Other members who aided in the search in other States were John Davenport Crehore, nephew of the physicist, Don Bloch, Ross M. Colvin and Vincent Ford . . . At the Flower Observatory, Upper Darby, Pa., where the High Priest in charge was the venerable Charles P. Olivier, who puts ‘Come to Jesus’ stickers on his outgoing mail, Mr. Ford found no Drayson on the shelves, but Mr. Olivier had heard of him. ‘Oh, yes, Drayson,’ said the Professor, ‘he was crazy.’” [“New Life Member,” The Fortean Society Magazine 9 (Spring 1944): 2.]

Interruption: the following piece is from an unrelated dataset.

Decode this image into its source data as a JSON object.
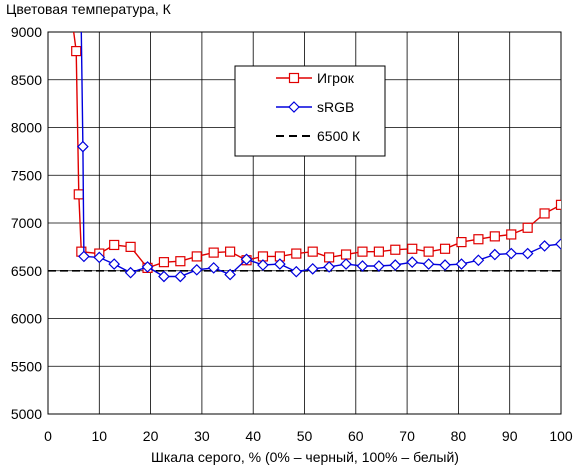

Thayer also endeavored to get into contact with Lt. Colonel T.C. Skinner, who was an advocate of Drayson’s living in England. The war made correspondence across the Atlantic difficult, though, and it is not clear how much contact they had []. Skinner had a different view of Drayson, anyway, using his ideas to augment Creationist arguments in support of a Noachian flood [Ronald L. Numbers The Creationists, Berkeley: University of California Press, 1993, 150, 390; T.C. Skinner, The Ice Age : Its Astronomical Cause, and the Bearing of Drayson's Discovery on the Biblical Account of the Deluge (with Illustrations), Journal of the Transactions of the Victoria Institute 61 (1929): 118-141]. By 1948, he had lost contact, asking Eric Frank Russell, his friend in England, to find out what had happened to Skinner—he had died two years before—and seemed more curious than ready to resume any correspondence, since Thayer told Russell to not let Skinner know Thayer was asking about him.
And when Thayer started imagining a Fortean University (unsubtly abbreviated F.U.), he wanted Drayson in the curriculum, listing his problem as the second major area of study, after Fort. By this point, Annie Barley had donated books as well as (some of?) her late husband’s papers to Thayer and the Society, and Thayer thought these would be good material for study. He thought a course of study in Drayson would “inform the student of a basic impossibility in received and currently ascendant astronomical theory.” But a chair in the field, he said—and one must imagine his tongue in his cheek here—would only go to a person who had graduated college with a degree in astronomy, someone familiar with the Drayson problem, with Fort’s writings, and a member of the Society—who could, oh by the way, post a $50,000 bond for the preservation of Barley’s papers.
As enthusiastic as he was about the Drayson problem, Thayer was not a convert. Drayson had not provided a new theory, or a new fact—but only a problem: an area of work. And Thayer was not about to subscribe to any particular interpretation of natural phenomena. After seeing Thayer’s proposed F.U. a member, Alexander Grant, wrote,
“May I suggest that the Fortean University Chair of Drayson get together with the flat-earth boys--ditto Cahill supporters? It seems that there is a fundamental contradiction somewhere. Also Graydon and Crehore.”
Thayer responded,
“Indeed there would be ‘fundamental’ contradictions galore in teaching these subjects as most subjects are taught in more orthodox universities. F U does not teach, it studies. Each Chair stands on its own four (or more or less) figurative legs, merely as a field for investigation and further development. No subject is taught as true by F U. Each is advanced as a question profitable to explore. Thus no contradiction exists.”